Камердинер подошел опять к коляске, заглянул в нее, покачал головой, велел кучеру заворачивать на двор и остановился подле Мавры Кузминишны.
– Господи Иисусе Христе! – проговорила она.
Мавра Кузминишна предлагала внести раненого в дом.
– Господа ничего не скажут… – говорила она. Но надо было избежать подъема на лестницу, и потому раненого внесли во флигель и положили в бывшей комнате m me Schoss. Раненый этот был князь Андрей Болконский.

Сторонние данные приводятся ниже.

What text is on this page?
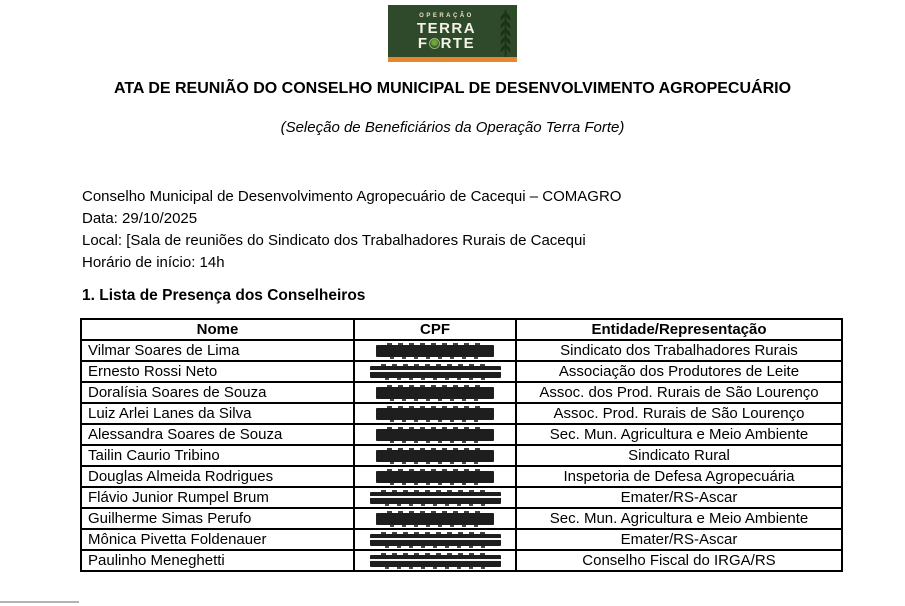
OPERAÇÃO
TERRA
F RTE
ATA DE REUNIÃO DO CONSELHO MUNICIPAL DE DESENVOLVIMENTO AGROPECUÁRIO
(Seleção de Beneficiários da Operação Terra Forte)
Conselho Municipal de Desenvolvimento Agropecuário de Cacequi – COMAGRO
Data: 29/10/2025
Local: [Sala de reuniões do Sindicato dos Trabalhadores Rurais de Cacequi
Horário de início: 14h
1. Lista de Presença dos Conselheiros
Nome	CPF	Entidade/Representação
Vilmar Soares de Lima		Sindicato dos Trabalhadores Rurais
Ernesto Rossi Neto		Associação dos Produtores de Leite
Doralísia Soares de Souza		Assoc. dos Prod. Rurais de São Lourenço
Luiz Arlei Lanes da Silva		Assoc. Prod. Rurais de São Lourenço
Alessandra Soares de Souza		Sec. Mun. Agricultura e Meio Ambiente
Tailin Caurio Tribino		Sindicato Rural
Douglas Almeida Rodrigues		Inspetoria de Defesa Agropecuária
Flávio Junior Rumpel Brum		Emater/RS-Ascar
Guilherme Simas Perufo		Sec. Mun. Agricultura e Meio Ambiente
Mônica Pivetta Foldenauer		Emater/RS-Ascar
Paulinho Meneghetti		Conselho Fiscal do IRGA/RS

Наступил последний день Москвы. Была ясная веселая осенняя погода. Было воскресенье. Как и в обыкновенные воскресенья, благовестили к обедне во всех церквах. Никто, казалось, еще не мог понять того, что ожидает Москву.

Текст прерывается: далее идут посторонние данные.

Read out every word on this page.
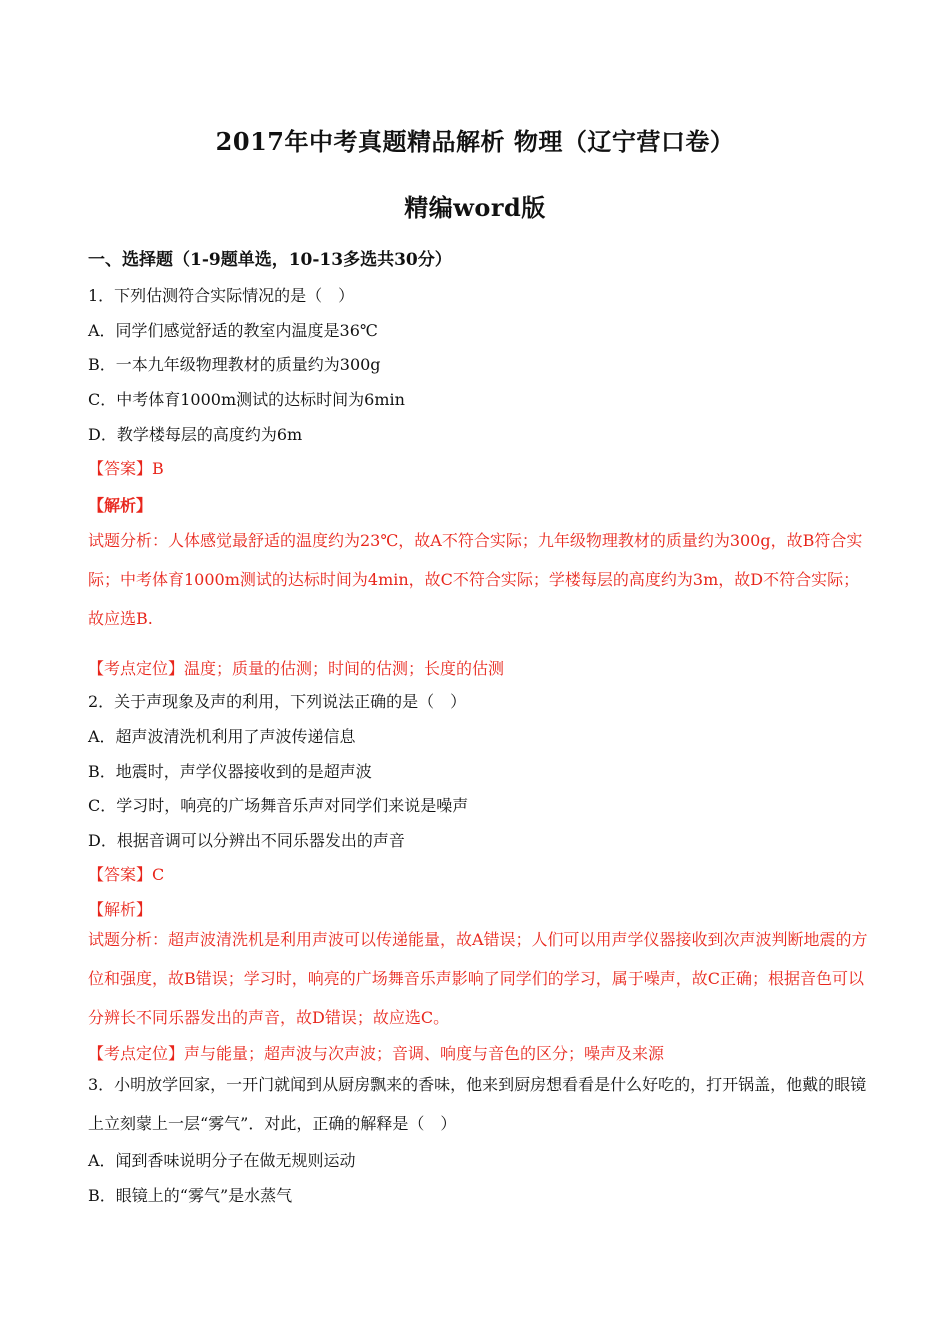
2017年中考真题精品解析 物理（辽宁营口卷）
精编word版
一、选择题（1-9题单选，10-13多选共30分）
1．下列估测符合实际情况的是（　）
A．同学们感觉舒适的教室内温度是36℃
B．一本九年级物理教材的质量约为300g
C．中考体育1000m测试的达标时间为6min
D．教学楼每层的高度约为6m
【答案】B
【解析】
试题分析：人体感觉最舒适的温度约为23℃，故A不符合实际；九年级物理教材的质量约为300g，故B符合实际；中考体育1000m测试的达标时间为4min，故C不符合实际；学楼每层的高度约为3m，故D不符合实际；故应选B.
【考点定位】温度；质量的估测；时间的估测；长度的估测
2．关于声现象及声的利用，下列说法正确的是（　）
A．超声波清洗机利用了声波传递信息
B．地震时，声学仪器接收到的是超声波
C．学习时，响亮的广场舞音乐声对同学们来说是噪声
D．根据音调可以分辨出不同乐器发出的声音
【答案】C
【解析】
试题分析：超声波清洗机是利用声波可以传递能量，故A错误；人们可以用声学仪器接收到次声波判断地震的方位和强度，故B错误；学习时，响亮的广场舞音乐声影响了同学们的学习，属于噪声，故C正确；根据音色可以分辨长不同乐器发出的声音，故D错误；故应选C。
【考点定位】声与能量；超声波与次声波；音调、响度与音色的区分；噪声及来源
3．小明放学回家，一开门就闻到从厨房飘来的香味，他来到厨房想看看是什么好吃的，打开锅盖，他戴的眼镜上立刻蒙上一层“雾气”．对此，正确的解释是（　）
A．闻到香味说明分子在做无规则运动
B．眼镜上的“雾气”是水蒸气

Только два указателя состояния общества выражали то положение, в котором была Москва: чернь, то есть сословие бедных людей, и цены на предметы. Фабричные, дворовые и мужики огромной толпой, в которую замешались чиновники, семинаристы, дворяне, в этот день рано утром вышли на Три Горы. Постояв там и не дождавшись Растопчина и убедившись в том, что Москва будет сдана, эта толпа рассыпалась по Москве, по питейным домам и трактирам. Цены в этот день тоже указывали на положение дел. Цены на оружие, на золото, на телеги и лошадей всё шли возвышаясь, а цены на бумажки и на городские вещи всё шли уменьшаясь, так что в середине дня были случаи, что дорогие товары, как сукна, извозчики вывозили исполу, а за мужицкую лошадь платили пятьсот рублей; мебель же, зеркала, бронзы отдавали даром.
В степенном и старом доме Ростовых распадение прежних условий жизни выразилось очень слабо. В отношении людей было только то, что в ночь пропало три человека из огромной дворни; но ничего не было украдено; и в отношении цен вещей оказалось то, что тридцать подвод, пришедшие из деревень, были огромное богатство, которому многие завидовали и за которые Ростовым предлагали огромные деньги. Мало того, что за эти подводы предлагали огромные деньги, с вечера и рано утром 1 го сентября на двор к Ростовым приходили посланные денщики и слуги от раненых офицеров и притаскивались сами раненые, помещенные у Ростовых и в соседних домах, и умоляли людей Ростовых похлопотать о том, чтоб им дали подводы для выезда из Москвы. Дворецкий, к которому обращались с такими просьбами, хотя и жалел раненых, решительно отказывал, говоря, что он даже и не посмеет доложить о том графу. Как ни жалки были остающиеся раненые, было очевидно, что, отдай одну подводу, не было причины не отдать другую, все – отдать и свои экипажи. Тридцать подвод не могли спасти всех раненых, а в общем бедствии нельзя было не думать о себе и своей семье. Так думал дворецкий за своего барина.